Una persona di sinistra, invece, tende a stare nel macrocosmo dei massimi sistemi, in cui gli individui sono anche prodotti di un determinato contesto socioeconomico. Una persona di sinistra non vuole semplicemente dare un pasto caldo a un povero, o mollare un centone a un senzatetto, o far arrivare un pacco di riso ai bambini poveri del Burundi: vuole che nessuno sia mai più povero, affamato, senza una casa. Vede chiaramente che il problema è troppo grande per essere affrontato a furia di donazioni di questo o quel singolo, magari spinto più da un'emozione passeggera o da un qualche tipo di tornaconto che da una convinzione morale organica, e ne cerca invece una radice sistemica, cerca le falle strutturali eliminate le quali il problema possa non esserci mai più.
D'altra parte, la maggioranza di questi studi si basa sulla beneficenza registrata e misurabile (e detraibile), e fatica a calcolare altri fattori (il campo di lavoro dei donatori, il volontariato, l'uso effettivo dei fondi ricevuti dalle associazioni benefiche ecc.), di conseguenza non possono che essere considerati estremamente parziali. |
Questo però lo spinge a ignorare completamente l'individuo, il contingente, il senzatetto disoccupato che certo non può aspettare né la rivoluzione xenocomunistintersezionale né gli effetti generazionali di una riforma moderata frutto di larghe convergenze istituzionale. Inoltre, può finire coll'ignorare quelle organizzazioni che magari la pensano esattamente allo stesso modo e, mentre si occupano di arginare il contingente, lavorano anche per creare condizioni di maggiore benessere e autonomia. Infine, può essere tacciato di parlare, parlare, parlare, fare tanto l'intellettuale, ma poi non fare nulla di concreto per "i poveri che dice di amare tanto". Di nuovo, mi rendo conto di star semplificando e "appiattendo" sui numeri maggioritari, e che esiste invece una vasta rete di associazionismo di sinistra lodevolmente attivissimo su tutta una serie di iniziative concrete e immediate.
La mia opinione, come immaginerete se mi leggete da abbastanza tempo, tende di più verso la sinistra. Ma leggermente, proprio.
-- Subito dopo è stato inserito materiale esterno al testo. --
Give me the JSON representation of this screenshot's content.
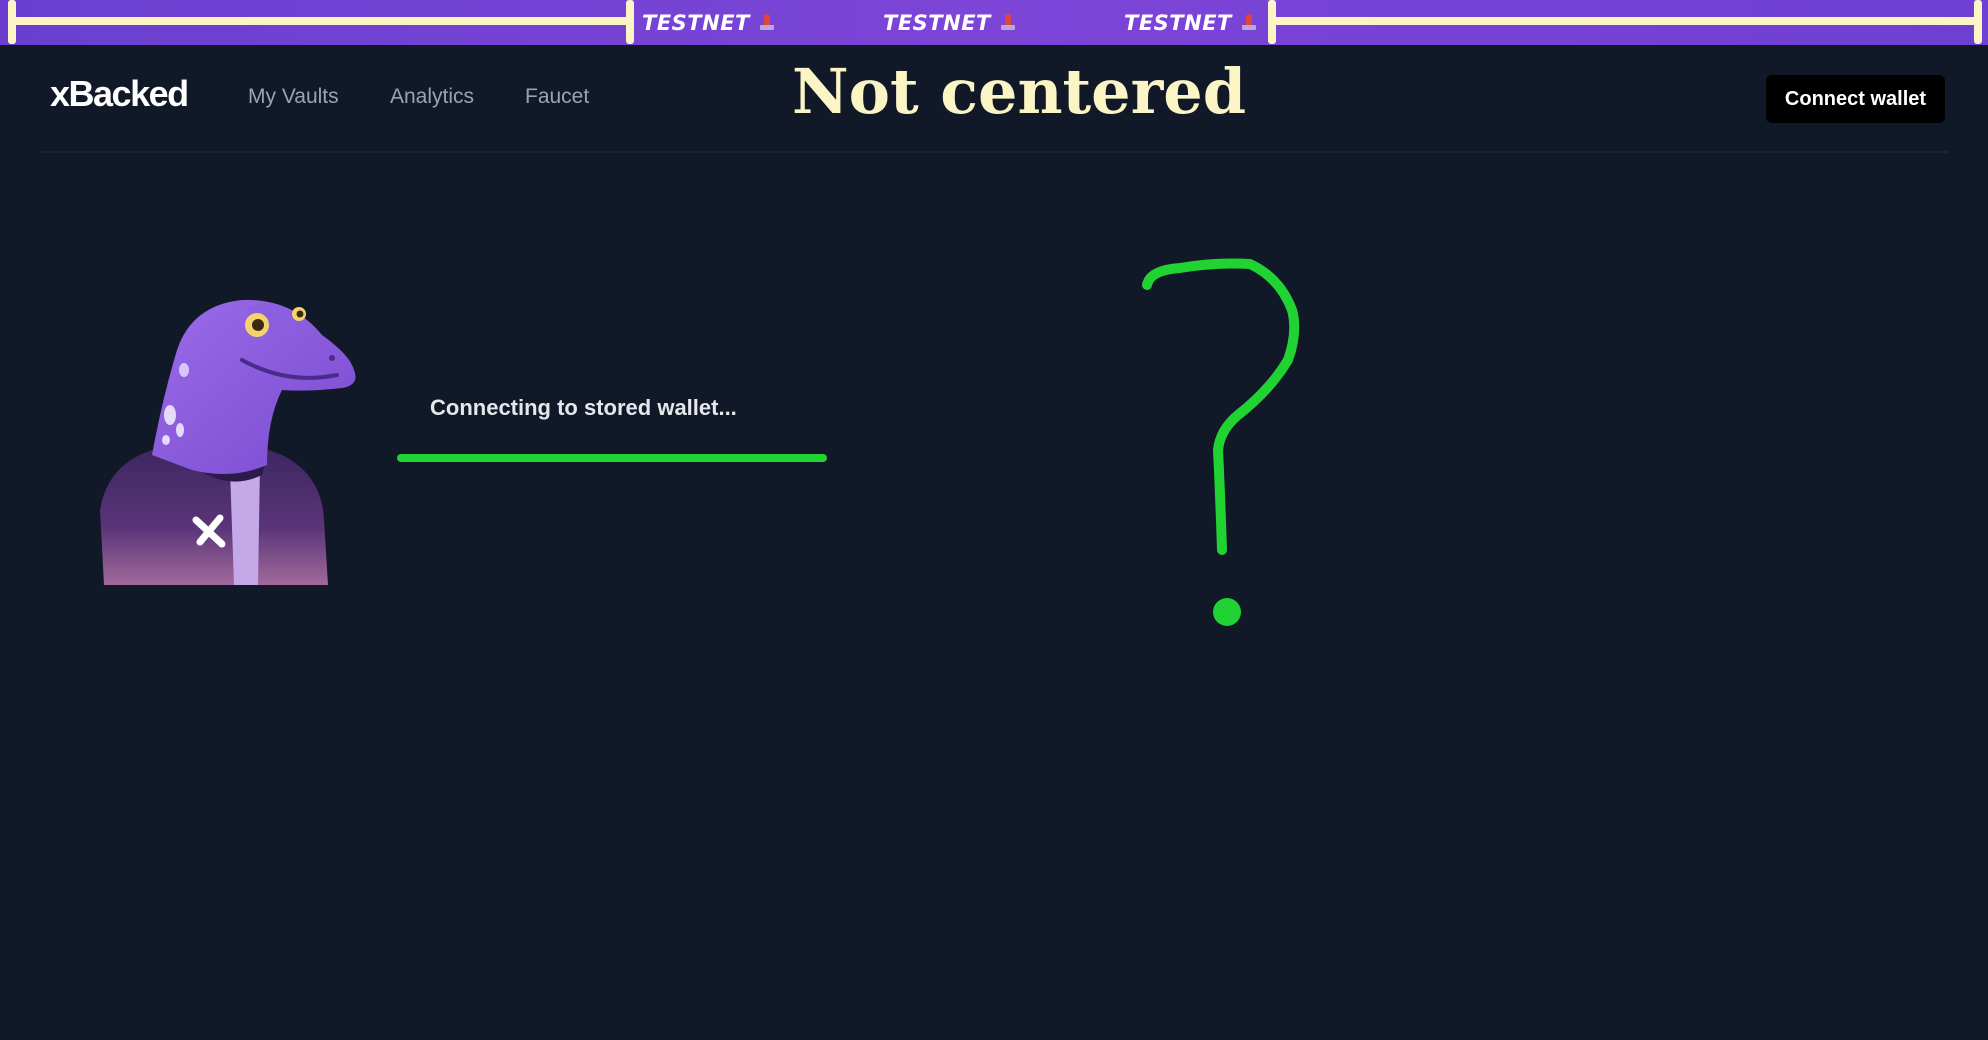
{
  "banner": {
    "items": [
      "TESTNET",
      "TESTNET",
      "TESTNET"
    ],
    "lamp_icon": "rotating-beacon-icon",
    "background": "#7441d5"
  },
  "header": {
    "logo": "xBacked",
    "nav": [
      "My Vaults",
      "Analytics",
      "Faucet"
    ],
    "connect_button": "Connect wallet"
  },
  "annotations": {
    "title": "Not centered",
    "title_color": "#fbf5c6",
    "marker_color": "#21d332"
  },
  "main": {
    "status": "Connecting to stored wallet...",
    "mascot_icon": "lizard-mascot-icon"
  },
  "colors": {
    "background": "#111827",
    "nav_text": "#9ca3af",
    "button_bg": "#000000"
  }
}
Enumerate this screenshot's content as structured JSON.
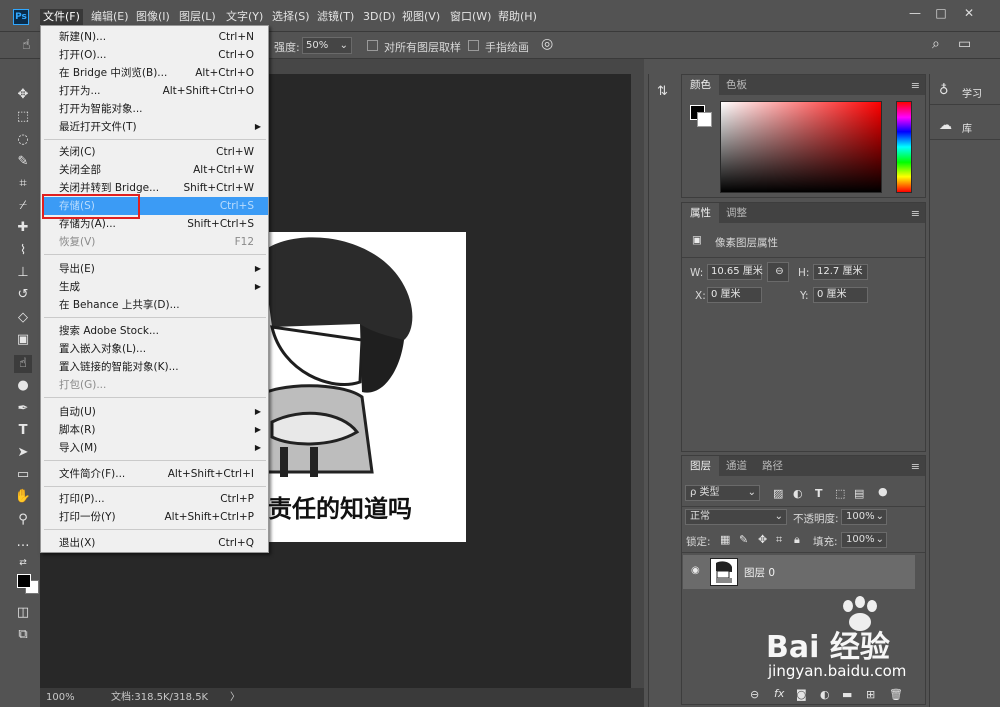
{
  "app": {
    "logo": "Ps"
  },
  "menubar": {
    "items": [
      "文件(F)",
      "编辑(E)",
      "图像(I)",
      "图层(L)",
      "文字(Y)",
      "选择(S)",
      "滤镜(T)",
      "3D(D)",
      "视图(V)",
      "窗口(W)",
      "帮助(H)"
    ]
  },
  "window_controls": {
    "minimize": "—",
    "maximize": "□",
    "close": "✕"
  },
  "options": {
    "strength_label": "强度:",
    "strength_value": "50%",
    "sample_all_layers": "对所有图层取样",
    "finger_painting": "手指绘画"
  },
  "file_menu": {
    "items": [
      {
        "label": "新建(N)...",
        "shortcut": "Ctrl+N"
      },
      {
        "label": "打开(O)...",
        "shortcut": "Ctrl+O"
      },
      {
        "label": "在 Bridge 中浏览(B)...",
        "shortcut": "Alt+Ctrl+O"
      },
      {
        "label": "打开为...",
        "shortcut": "Alt+Shift+Ctrl+O"
      },
      {
        "label": "打开为智能对象...",
        "shortcut": ""
      },
      {
        "label": "最近打开文件(T)",
        "shortcut": ""
      },
      {
        "label": "关闭(C)",
        "shortcut": "Ctrl+W"
      },
      {
        "label": "关闭全部",
        "shortcut": "Alt+Ctrl+W"
      },
      {
        "label": "关闭并转到 Bridge...",
        "shortcut": "Shift+Ctrl+W"
      },
      {
        "label": "存储(S)",
        "shortcut": "Ctrl+S"
      },
      {
        "label": "存储为(A)...",
        "shortcut": "Shift+Ctrl+S"
      },
      {
        "label": "恢复(V)",
        "shortcut": "F12"
      },
      {
        "label": "导出(E)",
        "shortcut": ""
      },
      {
        "label": "生成",
        "shortcut": ""
      },
      {
        "label": "在 Behance 上共享(D)...",
        "shortcut": ""
      },
      {
        "label": "搜索 Adobe Stock...",
        "shortcut": ""
      },
      {
        "label": "置入嵌入对象(L)...",
        "shortcut": ""
      },
      {
        "label": "置入链接的智能对象(K)...",
        "shortcut": ""
      },
      {
        "label": "打包(G)...",
        "shortcut": ""
      },
      {
        "label": "自动(U)",
        "shortcut": ""
      },
      {
        "label": "脚本(R)",
        "shortcut": ""
      },
      {
        "label": "导入(M)",
        "shortcut": ""
      },
      {
        "label": "文件简介(F)...",
        "shortcut": "Alt+Shift+Ctrl+I"
      },
      {
        "label": "打印(P)...",
        "shortcut": "Ctrl+P"
      },
      {
        "label": "打印一份(Y)",
        "shortcut": "Alt+Shift+Ctrl+P"
      },
      {
        "label": "退出(X)",
        "shortcut": "Ctrl+Q"
      }
    ]
  },
  "canvas": {
    "caption": "责任的知道吗"
  },
  "status": {
    "zoom": "100%",
    "doc": "文档:318.5K/318.5K",
    "arrow": "〉"
  },
  "color_panel": {
    "tabs": [
      "颜色",
      "色板"
    ]
  },
  "properties_panel": {
    "tabs": [
      "属性",
      "调整"
    ],
    "title": "像素图层属性",
    "w_label": "W:",
    "w_value": "10.65 厘米",
    "h_label": "H:",
    "h_value": "12.7 厘米",
    "x_label": "X:",
    "x_value": "0 厘米",
    "y_label": "Y:",
    "y_value": "0 厘米"
  },
  "layers_panel": {
    "tabs": [
      "图层",
      "通道",
      "路径"
    ],
    "filter": "ρ 类型",
    "blend_mode": "正常",
    "opacity_label": "不透明度:",
    "opacity_value": "100%",
    "lock_label": "锁定:",
    "fill_label": "填充:",
    "fill_value": "100%",
    "layer_name": "图层 0"
  },
  "learn_panel": {
    "learn": "学习",
    "library": "库"
  },
  "watermark": {
    "brand": "Bai  经验",
    "url": "jingyan.baidu.com"
  },
  "colors": {
    "menu_highlight": "#3b9bf5",
    "annotation_red": "#e02020"
  }
}
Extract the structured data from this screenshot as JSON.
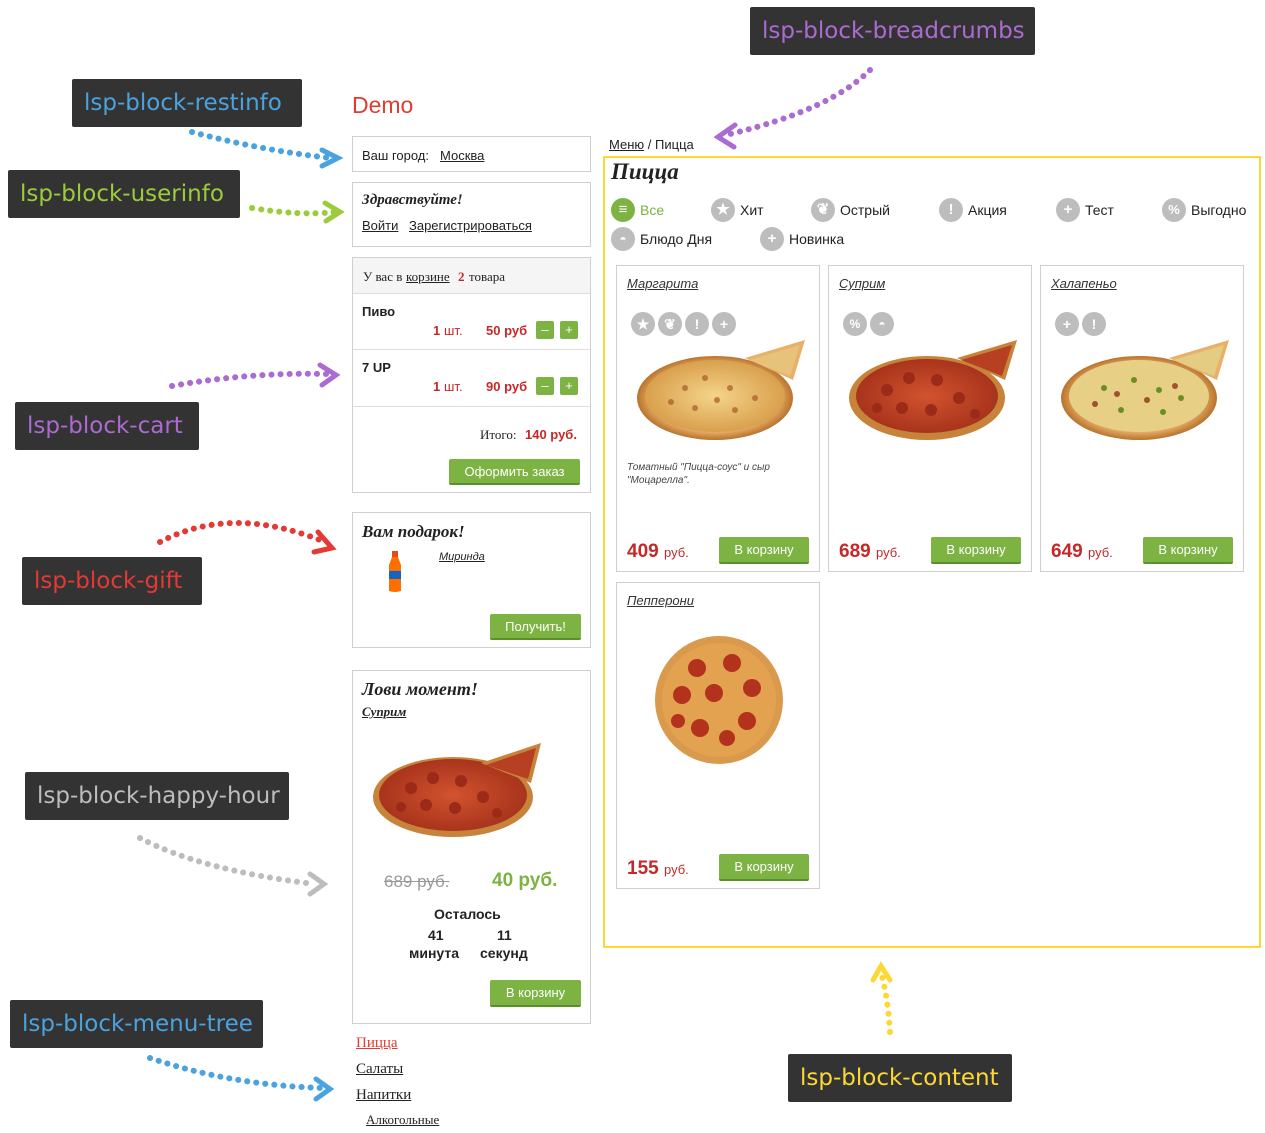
{
  "site_title": "Demo",
  "callouts": {
    "restinfo": "lsp-block-restinfo",
    "userinfo": "lsp-block-userinfo",
    "cart": "lsp-block-cart",
    "gift": "lsp-block-gift",
    "happy_hour": "lsp-block-happy-hour",
    "menu_tree": "lsp-block-menu-tree",
    "breadcrumbs": "lsp-block-breadcrumbs",
    "content": "lsp-block-content"
  },
  "colors": {
    "restinfo": "#4aa3df",
    "userinfo": "#9ccc3c",
    "cart": "#ab6bd0",
    "gift": "#e53935",
    "happy_hour": "#bdbdbd",
    "menu_tree": "#4aa3df",
    "breadcrumbs": "#ab6bd0",
    "content": "#fdd835",
    "accent_green": "#7cb342",
    "price_red": "#c62828"
  },
  "restinfo": {
    "city_label": "Ваш город:",
    "city_value": "Москва"
  },
  "userinfo": {
    "greeting": "Здравствуйте!",
    "login": "Войти",
    "register": "Зарегистрироваться"
  },
  "cart": {
    "summary_prefix": "У вас в",
    "summary_link": "корзине",
    "count": "2",
    "summary_suffix": "товара",
    "items": [
      {
        "name": "Пиво",
        "qty": "1",
        "qty_unit": "шт.",
        "price": "50 руб",
        "minus": "–",
        "plus": "+"
      },
      {
        "name": "7 UP",
        "qty": "1",
        "qty_unit": "шт.",
        "price": "90 руб",
        "minus": "–",
        "plus": "+"
      }
    ],
    "total_label": "Итого:",
    "total_value": "140 руб.",
    "checkout": "Оформить заказ"
  },
  "gift": {
    "title": "Вам подарок!",
    "item": "Миринда",
    "button": "Получить!"
  },
  "happy_hour": {
    "title": "Лови момент!",
    "item": "Суприм",
    "old_price": "689 руб.",
    "new_price": "40 руб.",
    "remaining_label": "Осталось",
    "minutes_value": "41",
    "minutes_label": "минута",
    "seconds_value": "11",
    "seconds_label": "секунд",
    "button": "В корзину"
  },
  "menu_tree": {
    "items": [
      "Пицца",
      "Салаты",
      "Напитки"
    ],
    "sub_items": [
      "Алкогольные"
    ]
  },
  "breadcrumbs": {
    "root": "Меню",
    "separator": "/",
    "current": "Пицца"
  },
  "content": {
    "heading": "Пицца",
    "categories": [
      {
        "label": "Все",
        "icon": "list-icon"
      },
      {
        "label": "Хит",
        "icon": "star-icon"
      },
      {
        "label": "Острый",
        "icon": "leaf-icon"
      },
      {
        "label": "Акция",
        "icon": "exclamation-icon"
      },
      {
        "label": "Тест",
        "icon": "plus-icon"
      },
      {
        "label": "Выгодно",
        "icon": "percent-icon"
      },
      {
        "label": "Блюдо Дня",
        "icon": "dish-icon"
      },
      {
        "label": "Новинка",
        "icon": "plus-icon"
      }
    ],
    "products": [
      {
        "name": "Маргарита",
        "description": "Томатный \"Пицца-соус\" и сыр \"Моцарелла\".",
        "price": "409",
        "currency": "руб.",
        "button": "В корзину"
      },
      {
        "name": "Суприм",
        "description": "",
        "price": "689",
        "currency": "руб.",
        "button": "В корзину"
      },
      {
        "name": "Халапеньо",
        "description": "",
        "price": "649",
        "currency": "руб.",
        "button": "В корзину"
      },
      {
        "name": "Пепперони",
        "description": "",
        "price": "155",
        "currency": "руб.",
        "button": "В корзину"
      }
    ]
  }
}
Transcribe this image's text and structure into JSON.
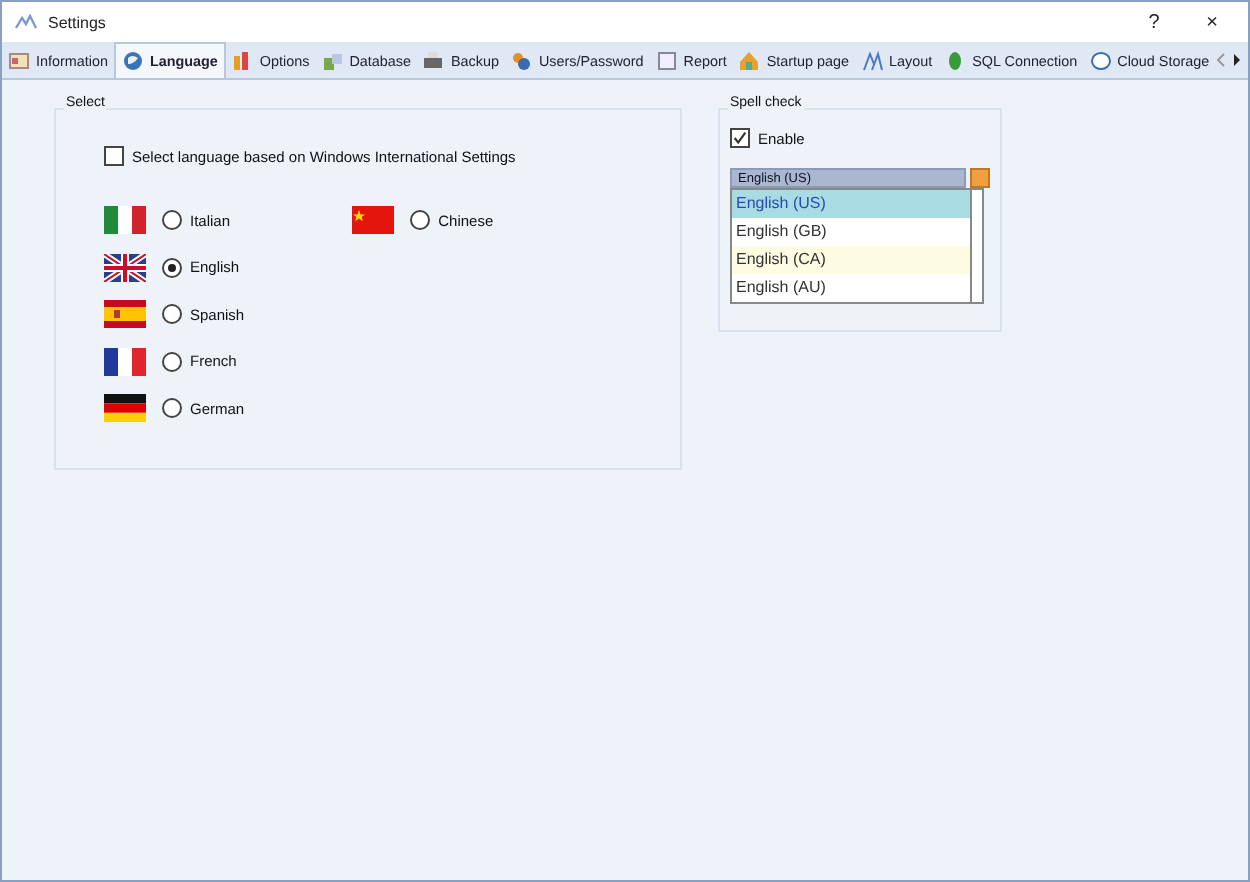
{
  "window": {
    "title": "Settings",
    "help": "?",
    "close": "×"
  },
  "tabs": [
    {
      "label": "Information",
      "selected": false
    },
    {
      "label": "Language",
      "selected": true
    },
    {
      "label": "Options",
      "selected": false
    },
    {
      "label": "Database",
      "selected": false
    },
    {
      "label": "Backup",
      "selected": false
    },
    {
      "label": "Users/Password",
      "selected": false
    },
    {
      "label": "Report",
      "selected": false
    },
    {
      "label": "Startup page",
      "selected": false
    },
    {
      "label": "Layout",
      "selected": false
    },
    {
      "label": "SQL Connection",
      "selected": false
    },
    {
      "label": "Cloud Storage",
      "selected": false
    }
  ],
  "select_group": {
    "title": "Select",
    "windows_settings": {
      "label": "Select language based on Windows International Settings",
      "checked": false
    },
    "columns": [
      [
        {
          "label": "Italian",
          "selected": false
        },
        {
          "label": "English",
          "selected": true
        },
        {
          "label": "Spanish",
          "selected": false
        },
        {
          "label": "French",
          "selected": false
        },
        {
          "label": "German",
          "selected": false
        }
      ],
      [
        {
          "label": "Chinese",
          "selected": false
        }
      ]
    ]
  },
  "spell_check": {
    "title": "Spell check",
    "enable": {
      "label": "Enable",
      "checked": true
    },
    "dropdown": {
      "value": "English (US)"
    },
    "options": [
      {
        "label": "English (US)",
        "selected": true,
        "hovered": false
      },
      {
        "label": "English (GB)",
        "selected": false,
        "hovered": false
      },
      {
        "label": "English (CA)",
        "selected": false,
        "hovered": true
      },
      {
        "label": "English (AU)",
        "selected": false,
        "hovered": false
      }
    ]
  }
}
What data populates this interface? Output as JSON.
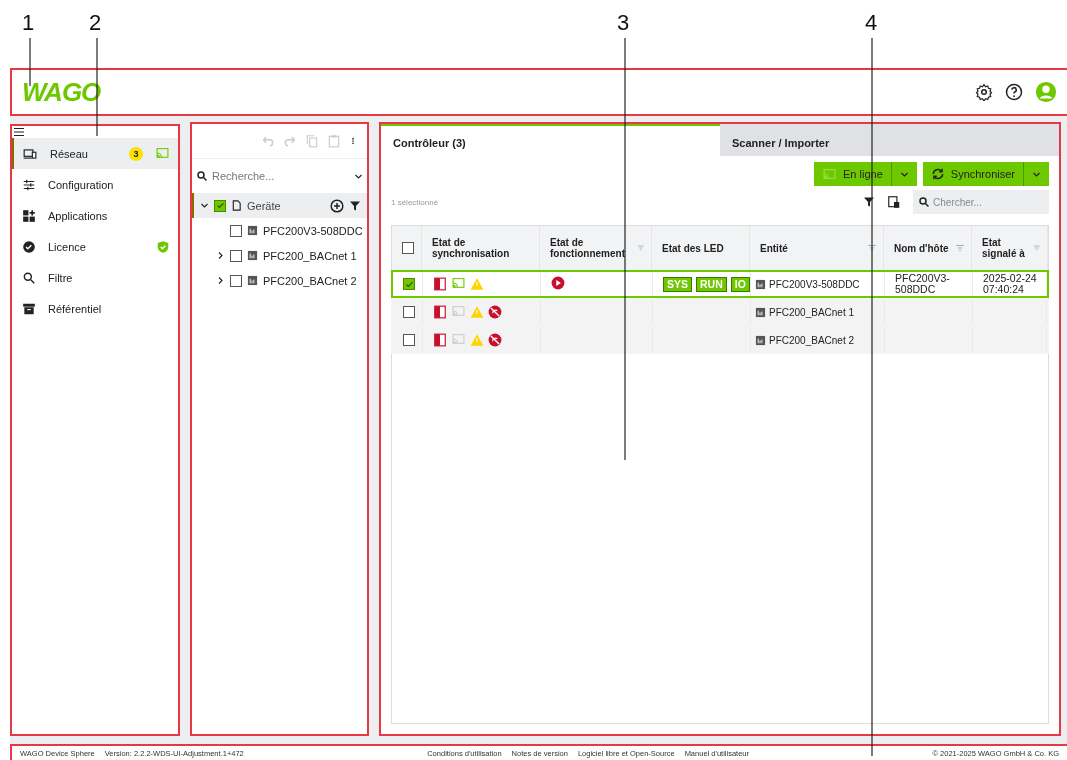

Però vedo la questione esattamente come vedo quella dell'ambientalismo: è cosa buona e giusta donare a Greenpeace, usare di più la bicicletta, fare accuratamente la differenziata, prendersi borracce riutilizzabili per anni invece che continuare a comprare quelle stramaledette bottiglie di plastica mannaggialamaialanfame, ma senza un'attenzione alla matrice sistemica ed economica del problema si sta solo asciugando l'acqua per terra senza far nulla per tappare la perdita nelle tubature (solo che la tubatura è la Diga delle Tre Gole e lo strumento per asciugare è un rotolo di carta Scottex ai suoi ultimi dieci strappi e la perdita è una crepa di tre metri); al tempo stesso, però, intanto che cerchi la perdita e trovi un modo per tapparla o magari per rifare totalmente l'impianto, una manata di mocio andrebbe data se no ti marciscono i mobili.
Ogni qual volta viene tirato fuori questo dibattito, a me piace sempre ricordare quel caro vecchio adagio di Hélder Camara:
When I give food to the poor, they call me a saint. When I ask why they are poor, they call me a communist.